Sie blinzelte ein bisschen irritiert, nickte dann aber. „Ist hübsch, ja."

Pauls Finger schlossen sich ein bisschen fester um meinen Oberarm und er drückte mir verstohlen einen Kuss auf die Haare, als keiner hinsah. Von dem Springen bekam ich nicht viel mit. Stattdessen lehnte ich mich an Paul an, der seinen Klammergriff keine Sekunde lockerte und erst nach mehreren Minuten das Gespräch mit den anderen wieder aufnahm. Ich hörte seine Stimme, sein Lachen dicht an meinem Ohr und spürte immer wieder seinen aufrichtig besorgten Blick auf mir. Er kannte mich gut genug, um zu wissen, dass irgendetwas passiert sein musste, dass den normalen Wahnsinn überstieg.

Als das Springen um kurz nach neun sein Ende fand und die Ehrenrunde gelaufen war, holten Sophie und Malte Pommes für alle und wir ergatterten einen Stehtisch. Paul hatte noch einmal versucht, mir die Weinflasche wegzunehmen, aber schließlich aufgegeben. Während wir aßen, planten Paul und Malte akribisch ihre Strategie für das Jump and Drive, die man auch mit einem schlichten „Gas geben" hätte zusammenfassen können, aber es war trotzdem lustig die beiden dabei zu beobachten, wie sie voller Begeisterung den Triumph des letzten Jahres Revue passieren ließen. Anna eins war, wie sich im Laufe des Gesprächs herausstellte, nicht nur nett, sondern auch die Freundin von Malte. Sie erzählte, er habe die ganze Woche über immer mal wieder das Kettcar aus der Garage seiner Eltern geholt und geübt.

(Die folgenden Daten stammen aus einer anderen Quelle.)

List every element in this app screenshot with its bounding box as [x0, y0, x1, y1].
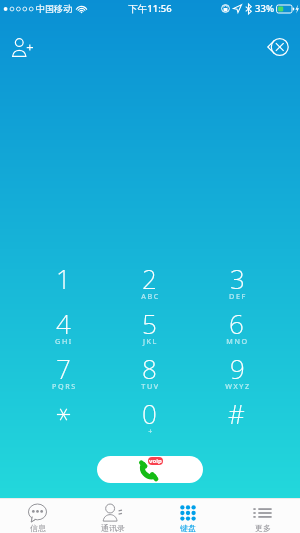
staticText: + — [148, 426, 154, 436]
button[interactable]: 4 — [20, 306, 106, 351]
button[interactable]: 5 — [106, 306, 193, 351]
staticText: TUV — [141, 381, 160, 391]
button[interactable]: 1 — [20, 261, 106, 306]
staticText: GHI — [55, 336, 73, 346]
staticText: voip — [149, 457, 162, 465]
staticText: 中国移动 — [36, 3, 72, 14]
button[interactable]: 信息 — [0, 499, 75, 533]
button[interactable]: Call — [97, 456, 203, 483]
button[interactable]: Delete — [261, 30, 295, 64]
staticText: WXYZ — [225, 381, 251, 391]
button[interactable]: 3 — [193, 261, 280, 306]
button[interactable]: 9 — [193, 351, 280, 396]
staticText: 下午11:56 — [128, 2, 172, 15]
button[interactable]: 8 — [106, 351, 193, 396]
button[interactable]: 通讯录 — [75, 499, 150, 533]
staticText: 更多 — [255, 523, 271, 533]
staticText: 8 — [142, 351, 157, 386]
staticText: JKL — [143, 336, 158, 346]
staticText: 3 — [230, 261, 245, 296]
button[interactable]: # — [193, 396, 280, 441]
staticText: 2 — [142, 261, 157, 296]
staticText: 33% — [255, 2, 274, 15]
button[interactable]: Add contact — [5, 30, 39, 64]
button[interactable]: 6 — [193, 306, 280, 351]
staticText: 0 — [142, 396, 157, 431]
staticText: ABC — [141, 291, 160, 301]
button[interactable]: 7 — [20, 351, 106, 396]
staticText: MNO — [226, 336, 249, 346]
staticText: 7 — [56, 351, 71, 386]
staticText: 1 — [56, 261, 71, 296]
staticText: 信息 — [30, 523, 46, 533]
button[interactable] — [20, 396, 106, 441]
staticText: PQRS — [52, 381, 77, 391]
button[interactable]: 更多 — [225, 499, 300, 533]
staticText: 通讯录 — [101, 523, 125, 533]
staticText: 9 — [230, 351, 245, 386]
button[interactable]: 2 — [106, 261, 193, 306]
staticText: 6 — [229, 306, 244, 341]
staticText: 键盘 — [180, 523, 196, 533]
button[interactable]: 键盘 — [150, 499, 225, 533]
staticText: 5 — [142, 306, 157, 341]
staticText: DEF — [229, 291, 247, 301]
staticText: 4 — [56, 306, 71, 341]
button[interactable]: 0 — [106, 396, 193, 441]
staticText: # — [228, 396, 245, 431]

„Wie soll ich denn sonst auch einschätzen, wie eng man Kurven fahren darf? Das ist ja auch von den Bodenverhältnissen abhängig.", empörte er sich, als alle lachten. „Im Ernst, seid ihr schonmal mit einem Kettcar in einer Kurve verreckt, weil der Boden zu matschig war? Ich schon! Das hat Paul und mich vor zwei Jahren nämlich den Sieg gekostet."

„Der Boden war so tief und schlecht.", erinnerte sich Paul und grinste. „Meinem Pferd hat's ein Eisen abgezogen und der Vorsprung war trotzdem so groß, dass ich dachte, wir könnten nicht mehr verlieren. Und dann bleibt der einfach im Dreck hängen. Zwei Wochen habe ich davon geträumt."

Es war fast zehn, als Paul und Malte die erste Runde Bier holten. Paul gab mir widerstrebend und nur in Austausch für die fast leere Weinflasche einen Becher ab.

„Ich habe dich im Blick.", sagte er leise, als er sich wieder neben mich stellte und mit mir anstieß.

„Das", setzte ich an und stellte mich auf die Zehenspitzen. „will ich doch hoffen.", wisperte ich ihm zu. Er sah mich an wie vom Donner gerührt, während ich den anderen zuprostete und einen großen Schluck trank.